SIAC has held two weeks ago in a detailed ruling that Amazon’s acquisition of 49% stake in FCPL cannot be construed as an intention by Amazon to gain control in FRL and, hence, Future Group is wrong in questioning the CCI approval given to Amazon in 2019. “Rather than writing to CCI, Amazon has chosen the Supreme Court as appropriate platform," said the first person.

The SIAC ruling, which is kept private so far, reads, “...significant emphasis has also been placed by FRL on various filings made by Amazon before the CCI, particularly two responses filed by Amazon on 15 November 2019....The proceedings before the CCI were concerned with public policy issues, particularly on whether or not the transaction would cause an appreciable adverse effect on competition in the relevant market in India...Considering the context of Amazon’s submissions before the CCI...the tribunal considers that FRL has not established that Amazon has been speaking inconsistently before the CCI and in this arbitration. In the circumstances, the tribunal does not accept FRL’s contentions. What Amazon has acquired in the present case are negative and protective rights. They do not amount to control."

“As the Indian Supreme Court has explained in ArcelorMittal India (P) Ltd v Satish Kumar Gupta (2019), control, according to the definition, is a proactive and not a reactive power. It is a power by which an acquirer can command the target company to do what he wants it to do," said the SIAC ruling.

“In the tribunal’s view, the rights that Amazon has acquired do not put it in the metaphorical driving seat," reads the SIAC ruling.

The two people cited above said this part of the SIAC ruling would form the basis of Amazon’s argument before the Supreme Court, which had earlier held that SIAC’s ruling is valid and enforceable in India as per the country’s arbitration and reconciliation laws.

A Future Group spokesman said the “purported facts are grossly untrue", in response to Mint’s queries on the SIAC ruling. The Future Group spokesman said an internal email from Rakesh Bakshi, head, legal and assistant general counsel, Amazon India, to Jeff Bezos (founder of Amazon) reveals how Amazon viewed and planned to enforce its agreements.

“The documents lay bare how Amazon’s intended to circumvent Indian laws that restrict it from having any rights in retail entities in India through a ‘twin-entity structure’. This disclosure can result in cancellation of approvals given for Amazon’s transactions with Future Group companies, acquisition of More retail network and other networks and commensurate fines and penalties can be levied by Enforcement Directorate and other bodies. It also shows how—for a measly value of $41 million (about 280 crore) as detailed by its own calculations—Amazon is holding ransom a 24,500 crore Future Group -Reliance transaction that can bring relief to banks, lenders, operational creditors and employees of Future Group," said the Future Group spokesman.

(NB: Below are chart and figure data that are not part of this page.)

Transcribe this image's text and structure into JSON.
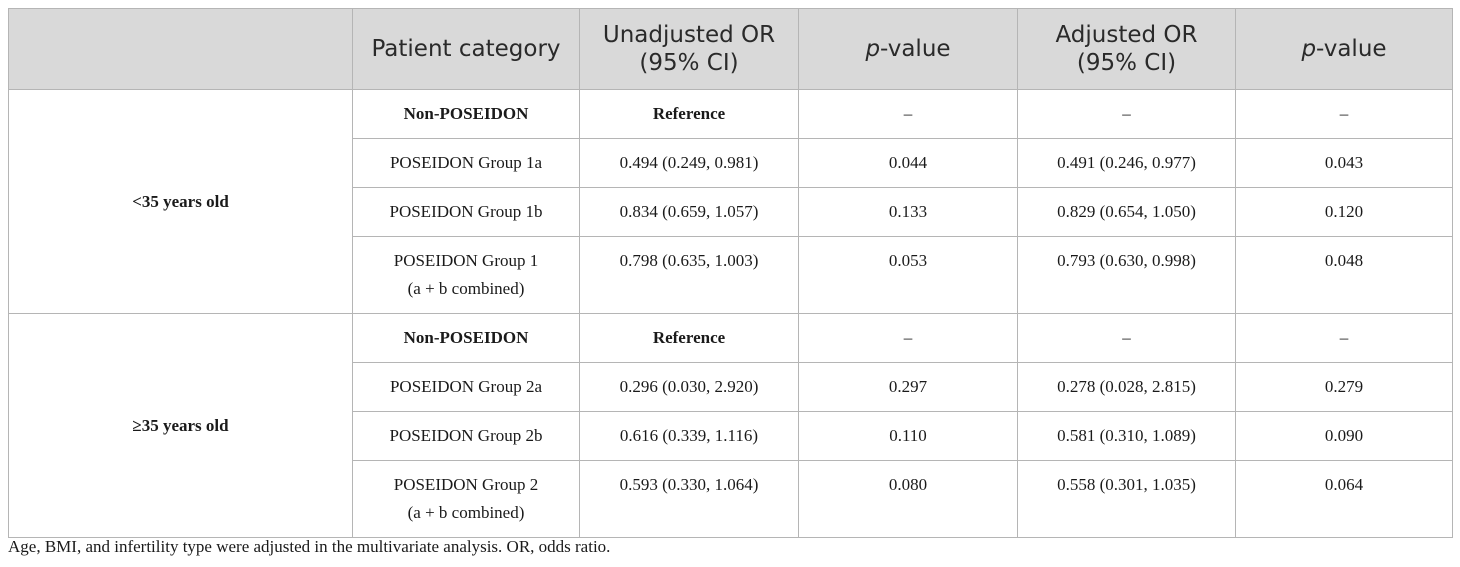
{
  "table": {
    "headers": {
      "patient_category": "Patient category",
      "unadjusted_line1": "Unadjusted OR",
      "unadjusted_line2": "(95% CI)",
      "pvalue_p": "p",
      "pvalue_rest": "-value",
      "adjusted_line1": "Adjusted OR",
      "adjusted_line2": "(95% CI)"
    },
    "groups": [
      {
        "age_label": "<35 years old",
        "rows": [
          {
            "category_line1": "Non-POSEIDON",
            "category_line2": "",
            "unadjusted": "Reference",
            "p_unadj": "–",
            "adjusted": "–",
            "p_adj": "–"
          },
          {
            "category_line1": "POSEIDON Group 1a",
            "category_line2": "",
            "unadjusted": "0.494 (0.249, 0.981)",
            "p_unadj": "0.044",
            "adjusted": "0.491 (0.246, 0.977)",
            "p_adj": "0.043"
          },
          {
            "category_line1": "POSEIDON Group 1b",
            "category_line2": "",
            "unadjusted": "0.834 (0.659, 1.057)",
            "p_unadj": "0.133",
            "adjusted": "0.829 (0.654, 1.050)",
            "p_adj": "0.120"
          },
          {
            "category_line1": "POSEIDON Group 1",
            "category_line2": "(a + b combined)",
            "unadjusted": "0.798 (0.635, 1.003)",
            "p_unadj": "0.053",
            "adjusted": "0.793 (0.630, 0.998)",
            "p_adj": "0.048"
          }
        ]
      },
      {
        "age_label": "≥35 years old",
        "rows": [
          {
            "category_line1": "Non-POSEIDON",
            "category_line2": "",
            "unadjusted": "Reference",
            "p_unadj": "–",
            "adjusted": "–",
            "p_adj": "–"
          },
          {
            "category_line1": "POSEIDON Group 2a",
            "category_line2": "",
            "unadjusted": "0.296 (0.030, 2.920)",
            "p_unadj": "0.297",
            "adjusted": "0.278 (0.028, 2.815)",
            "p_adj": "0.279"
          },
          {
            "category_line1": "POSEIDON Group 2b",
            "category_line2": "",
            "unadjusted": "0.616 (0.339, 1.116)",
            "p_unadj": "0.110",
            "adjusted": "0.581 (0.310, 1.089)",
            "p_adj": "0.090"
          },
          {
            "category_line1": "POSEIDON Group 2",
            "category_line2": "(a + b combined)",
            "unadjusted": "0.593 (0.330, 1.064)",
            "p_unadj": "0.080",
            "adjusted": "0.558 (0.301, 1.035)",
            "p_adj": "0.064"
          }
        ]
      }
    ]
  },
  "footnote": "Age, BMI, and infertility type were adjusted in the multivariate analysis. OR, odds ratio."
}
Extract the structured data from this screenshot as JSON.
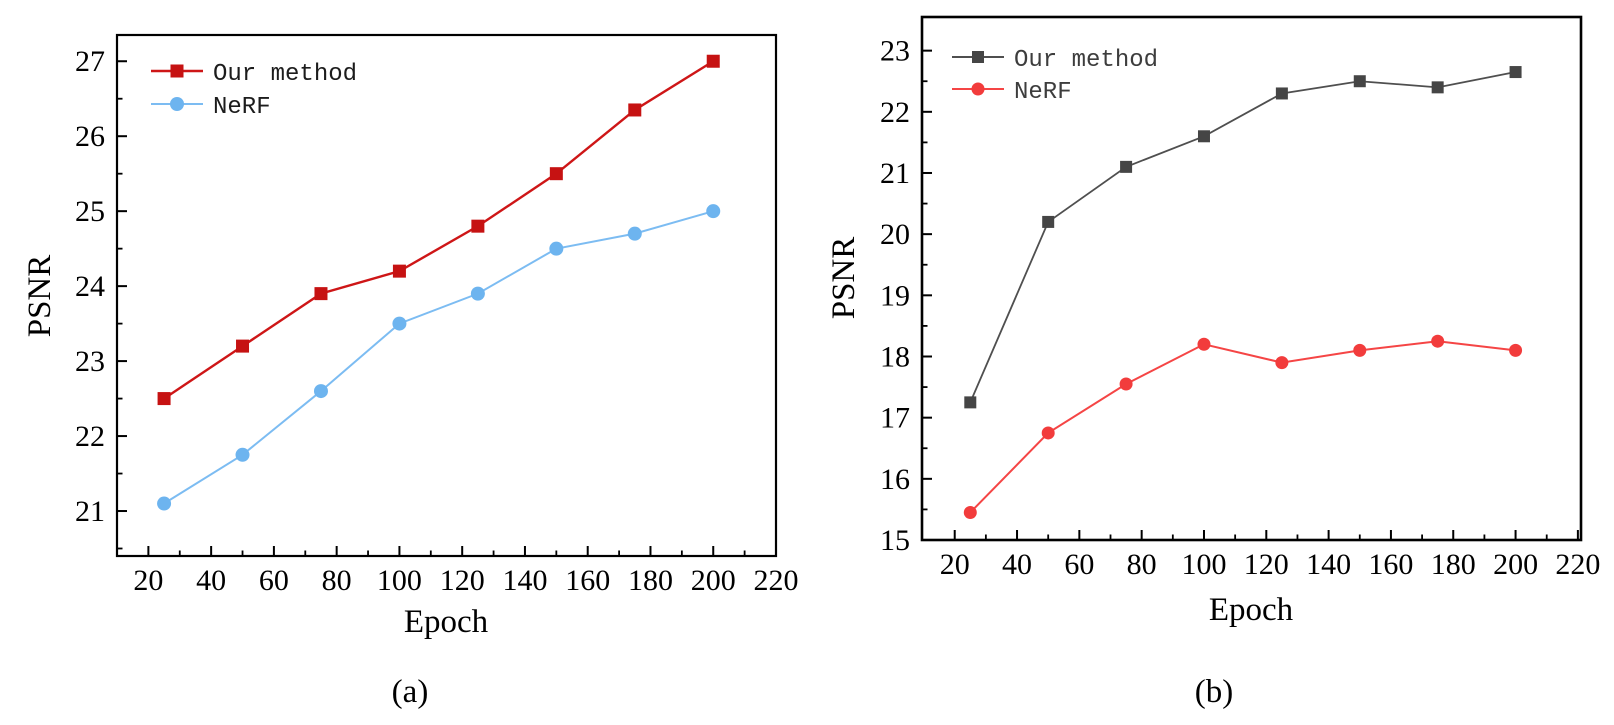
{
  "figure": {
    "captions": {
      "a": "(a)",
      "b": "(b)"
    }
  },
  "chart_data": [
    {
      "id": "a",
      "type": "line",
      "title": "",
      "xlabel": "Epoch",
      "ylabel": "PSNR",
      "x": [
        25,
        50,
        75,
        100,
        125,
        150,
        175,
        200
      ],
      "series": [
        {
          "name": "Our method",
          "marker": "square",
          "color": "#ce1617",
          "marker_color": "#c61212",
          "line_width": 2.4,
          "marker_size": 13,
          "values": [
            22.5,
            23.2,
            23.9,
            24.2,
            24.8,
            25.5,
            26.35,
            27.0
          ]
        },
        {
          "name": "NeRF",
          "marker": "circle",
          "color": "#7cbcf2",
          "marker_color": "#6db4ef",
          "line_width": 2.0,
          "marker_size": 14,
          "values": [
            21.1,
            21.75,
            22.6,
            23.5,
            23.9,
            24.5,
            24.7,
            25.0
          ]
        }
      ],
      "xlim": [
        10,
        220
      ],
      "ylim": [
        20.4,
        27.35
      ],
      "xticks": [
        20,
        40,
        60,
        80,
        100,
        120,
        140,
        160,
        180,
        200,
        220
      ],
      "yticks": [
        21,
        22,
        23,
        24,
        25,
        26,
        27
      ],
      "x_minor_step": 10,
      "y_minor_step": 0.5,
      "grid": false,
      "legend_position": "top-left",
      "legend_text_color": "#1c1c1c"
    },
    {
      "id": "b",
      "type": "line",
      "title": "",
      "xlabel": "Epoch",
      "ylabel": "PSNR",
      "x": [
        25,
        50,
        75,
        100,
        125,
        150,
        175,
        200
      ],
      "series": [
        {
          "name": "Our method",
          "marker": "square",
          "color": "#4f4f4f",
          "marker_color": "#454545",
          "line_width": 1.8,
          "marker_size": 12,
          "values": [
            17.25,
            20.2,
            21.1,
            21.6,
            22.3,
            22.5,
            22.4,
            22.65
          ]
        },
        {
          "name": "NeRF",
          "marker": "circle",
          "color": "#f54545",
          "marker_color": "#f23c3c",
          "line_width": 2.0,
          "marker_size": 13,
          "values": [
            15.45,
            16.75,
            17.55,
            18.2,
            17.9,
            18.1,
            18.25,
            18.1
          ]
        }
      ],
      "xlim": [
        9.5,
        221
      ],
      "ylim": [
        15,
        23.55
      ],
      "xticks": [
        20,
        40,
        60,
        80,
        100,
        120,
        140,
        160,
        180,
        200,
        220
      ],
      "yticks": [
        15,
        16,
        17,
        18,
        19,
        20,
        21,
        22,
        23
      ],
      "x_minor_step": 10,
      "y_minor_step": 0.5,
      "grid": false,
      "legend_position": "top-left",
      "legend_text_color": "#3d3d3d"
    }
  ]
}
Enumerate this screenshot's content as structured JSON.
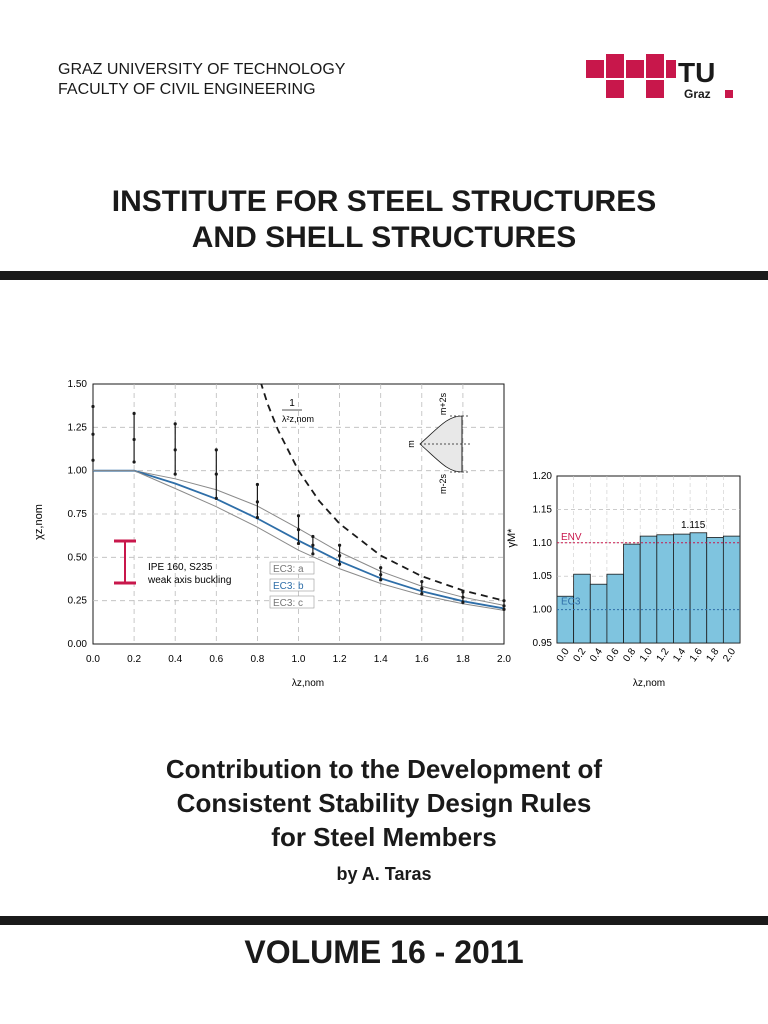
{
  "header": {
    "university": "GRAZ UNIVERSITY OF TECHNOLOGY",
    "faculty": "FACULTY OF CIVIL ENGINEERING",
    "logo_tu": "TU",
    "logo_graz": "Graz"
  },
  "institute": {
    "line1": "INSTITUTE FOR STEEL STRUCTURES",
    "line2": "AND SHELL STRUCTURES"
  },
  "colors": {
    "accent": "#c8174b",
    "bar": "#7fc4df",
    "blue": "#2e6ea8",
    "dark": "#1a1a1a"
  },
  "chart_data": [
    {
      "type": "line",
      "ylabel": "χz,nom",
      "xlabel": "λz,nom",
      "xlim": [
        0,
        2
      ],
      "ylim": [
        0,
        1.5
      ],
      "xticks": [
        "0.0",
        "0.2",
        "0.4",
        "0.6",
        "0.8",
        "1.0",
        "1.2",
        "1.4",
        "1.6",
        "1.8",
        "2.0"
      ],
      "yticks": [
        "0.00",
        "0.25",
        "0.50",
        "0.75",
        "1.00",
        "1.25",
        "1.50"
      ],
      "grid": true,
      "series": [
        {
          "name": "EC3: a",
          "x": [
            0,
            0.2,
            0.4,
            0.6,
            0.8,
            1.0,
            1.2,
            1.4,
            1.6,
            1.8,
            2.0
          ],
          "y": [
            1,
            1,
            0.953,
            0.89,
            0.796,
            0.666,
            0.53,
            0.419,
            0.333,
            0.27,
            0.223
          ]
        },
        {
          "name": "EC3: b",
          "x": [
            0,
            0.2,
            0.4,
            0.6,
            0.8,
            1.0,
            1.2,
            1.4,
            1.6,
            1.8,
            2.0
          ],
          "y": [
            1,
            1,
            0.926,
            0.837,
            0.724,
            0.597,
            0.478,
            0.379,
            0.304,
            0.247,
            0.205
          ]
        },
        {
          "name": "EC3: c",
          "x": [
            0,
            0.2,
            0.4,
            0.6,
            0.8,
            1.0,
            1.2,
            1.4,
            1.6,
            1.8,
            2.0
          ],
          "y": [
            1,
            1,
            0.897,
            0.792,
            0.674,
            0.541,
            0.434,
            0.349,
            0.282,
            0.232,
            0.194
          ]
        },
        {
          "x": [
            0.78,
            0.85,
            0.9,
            1.0,
            1.1,
            1.2,
            1.4,
            1.6,
            1.8,
            2.0
          ],
          "y": [
            1.644,
            1.384,
            1.235,
            1.0,
            0.826,
            0.694,
            0.51,
            0.391,
            0.309,
            0.25
          ]
        }
      ],
      "error_bars": [
        {
          "x": 0.0,
          "low": 1.06,
          "mid": 1.21,
          "high": 1.37
        },
        {
          "x": 0.2,
          "low": 1.05,
          "mid": 1.18,
          "high": 1.33
        },
        {
          "x": 0.4,
          "low": 0.98,
          "mid": 1.12,
          "high": 1.27
        },
        {
          "x": 0.6,
          "low": 0.84,
          "mid": 0.98,
          "high": 1.12
        },
        {
          "x": 0.8,
          "low": 0.73,
          "mid": 0.82,
          "high": 0.92
        },
        {
          "x": 1.0,
          "low": 0.58,
          "mid": 0.66,
          "high": 0.74
        },
        {
          "x": 1.07,
          "low": 0.52,
          "mid": 0.57,
          "high": 0.62
        },
        {
          "x": 1.2,
          "low": 0.46,
          "mid": 0.51,
          "high": 0.57
        },
        {
          "x": 1.4,
          "low": 0.37,
          "mid": 0.4,
          "high": 0.44
        },
        {
          "x": 1.6,
          "low": 0.29,
          "mid": 0.32,
          "high": 0.36
        },
        {
          "x": 1.8,
          "low": 0.24,
          "mid": 0.27,
          "high": 0.3
        },
        {
          "x": 2.0,
          "low": 0.2,
          "mid": 0.22,
          "high": 0.25
        }
      ],
      "annotations": {
        "curve_label_num": "1",
        "curve_label_den": "λ²z,nom",
        "section": "IPE 160, S235",
        "mode": "weak axis buckling",
        "dist_m": "m",
        "dist_plus": "m+2s",
        "dist_minus": "m-2s"
      }
    },
    {
      "type": "bar",
      "ylabel": "γM*",
      "xlabel": "λz,nom",
      "ylim": [
        0.95,
        1.2
      ],
      "yticks": [
        "0.95",
        "1.00",
        "1.05",
        "1.10",
        "1.15",
        "1.20"
      ],
      "categories": [
        "0.0",
        "0.2",
        "0.4",
        "0.6",
        "0.8",
        "1.0",
        "1.2",
        "1.4",
        "1.6",
        "1.8",
        "2.0"
      ],
      "values": [
        1.02,
        1.053,
        1.038,
        1.053,
        1.098,
        1.11,
        1.112,
        1.113,
        1.115,
        1.108,
        1.11
      ],
      "reference_lines": [
        {
          "name": "ENV",
          "value": 1.1
        },
        {
          "name": "EC3",
          "value": 1.0
        }
      ],
      "max_label": "1.115",
      "grid": true
    }
  ],
  "title": {
    "line1": "Contribution to the Development of",
    "line2": "Consistent Stability Design Rules",
    "line3": "for Steel Members"
  },
  "author": "by A. Taras",
  "volume": "VOLUME 16 - 2011"
}
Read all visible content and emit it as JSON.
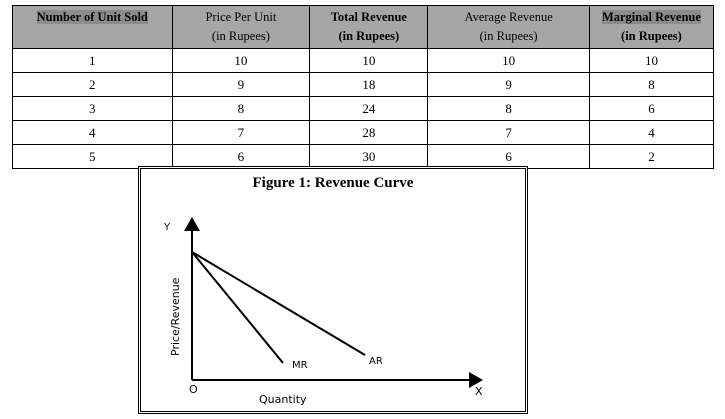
{
  "table": {
    "headers": [
      {
        "line1": "Number of Unit Sold",
        "line2": ""
      },
      {
        "line1": "Price Per Unit",
        "line2": "(in Rupees)"
      },
      {
        "line1": "Total Revenue",
        "line2": "(in Rupees)"
      },
      {
        "line1": "Average Revenue",
        "line2": "(in Rupees)"
      },
      {
        "line1": "Marginal Revenue",
        "line2": "(in Rupees)"
      }
    ],
    "rows": [
      [
        "1",
        "10",
        "10",
        "10",
        "10"
      ],
      [
        "2",
        "9",
        "18",
        "9",
        "8"
      ],
      [
        "3",
        "8",
        "24",
        "8",
        "6"
      ],
      [
        "4",
        "7",
        "28",
        "7",
        "4"
      ],
      [
        "5",
        "6",
        "30",
        "6",
        "2"
      ]
    ]
  },
  "figure": {
    "title": "Figure 1: Revenue Curve",
    "y_axis_letter": "Y",
    "x_axis_letter": "X",
    "origin": "O",
    "y_label": "Price/Revenue",
    "x_label": "Quantity",
    "curves": [
      "MR",
      "AR"
    ]
  }
}
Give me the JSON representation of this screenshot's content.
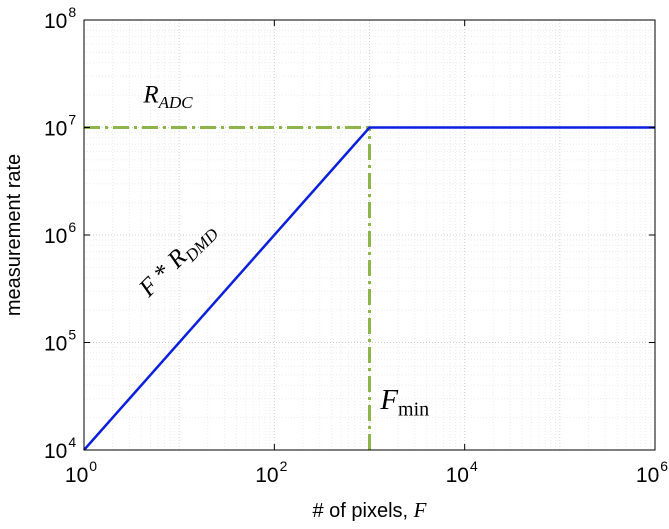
{
  "chart_data": {
    "type": "line",
    "title": "",
    "xlabel": "# of pixels,",
    "xlabel_symbol": "F",
    "ylabel": "measurement rate",
    "xscale": "log",
    "yscale": "log",
    "xlim": [
      1,
      1000000
    ],
    "ylim": [
      10000,
      100000000
    ],
    "grid": true,
    "legend": "none",
    "x_ticks": [
      {
        "value": 1,
        "base": "10",
        "exp": "0"
      },
      {
        "value": 100,
        "base": "10",
        "exp": "2"
      },
      {
        "value": 10000,
        "base": "10",
        "exp": "4"
      },
      {
        "value": 1000000,
        "base": "10",
        "exp": "6"
      }
    ],
    "y_ticks": [
      {
        "value": 10000,
        "base": "10",
        "exp": "4"
      },
      {
        "value": 100000,
        "base": "10",
        "exp": "5"
      },
      {
        "value": 1000000,
        "base": "10",
        "exp": "6"
      },
      {
        "value": 10000000,
        "base": "10",
        "exp": "7"
      },
      {
        "value": 100000000,
        "base": "10",
        "exp": "8"
      }
    ],
    "series": [
      {
        "style": "solid",
        "color": "#0a1fe0",
        "points": [
          [
            1,
            10000
          ],
          [
            1000,
            10000000
          ],
          [
            1000000,
            10000000
          ]
        ]
      }
    ],
    "reference_lines": [
      {
        "orientation": "horizontal",
        "y": 10000000,
        "x_from": 1,
        "x_to": 1000,
        "style": "dash-dot",
        "color": "#8db54a"
      },
      {
        "orientation": "vertical",
        "x": 1000,
        "y_from": 10000,
        "y_to": 10000000,
        "style": "dash-dot",
        "color": "#8db54a"
      }
    ],
    "annotations": [
      {
        "id": "radc",
        "main": "R",
        "sub": "ADC",
        "x": 4.2,
        "y": 17000000,
        "size": 25,
        "rotate": 0
      },
      {
        "id": "fdmd",
        "main": "F * R",
        "sub": "DMD",
        "x": 4.8,
        "y": 260000,
        "size": 25,
        "rotate": -45
      },
      {
        "id": "fmin",
        "main": "F",
        "sub": "min",
        "x": 1300,
        "y": 24000,
        "size": 29,
        "rotate": 0
      }
    ]
  }
}
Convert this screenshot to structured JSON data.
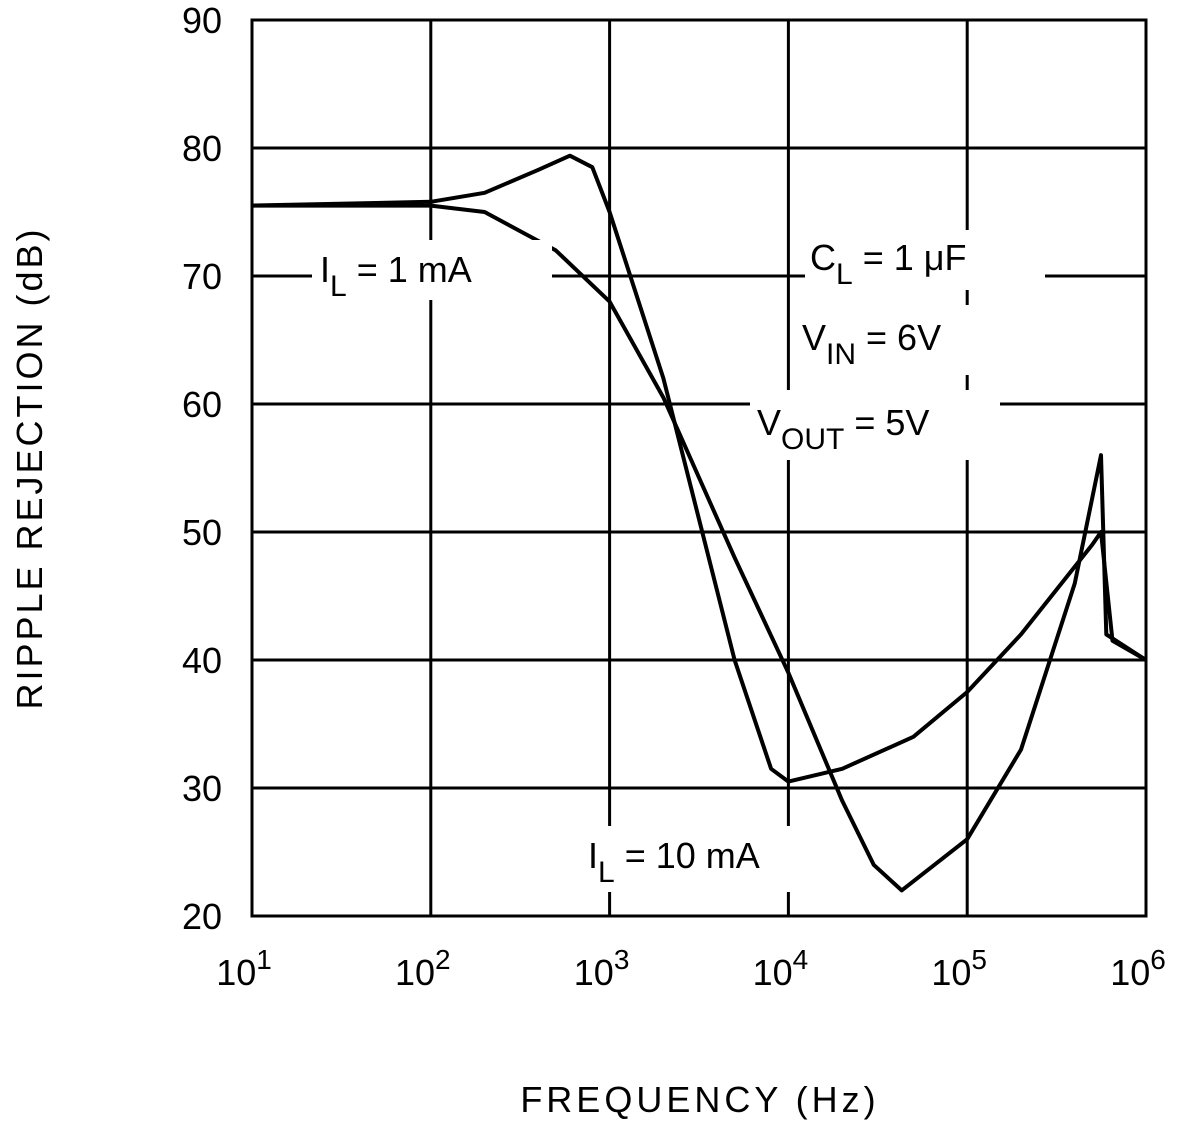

An Amazon spokesperson did not respond to a query seeking comment.

On 8 November, Future Retail filed a special leave petition before the Supreme Court against Delhi high court’s 29 October interim order on the SIAC verdict.

On 29 October, the Delhi high court rejected Future Retail’s plea to stay the 21 October interim order passed by SIAC, the Singapore arbitration court. The high court has asked Amazon to respond to the matter and has scheduled the next hearing for 4 January.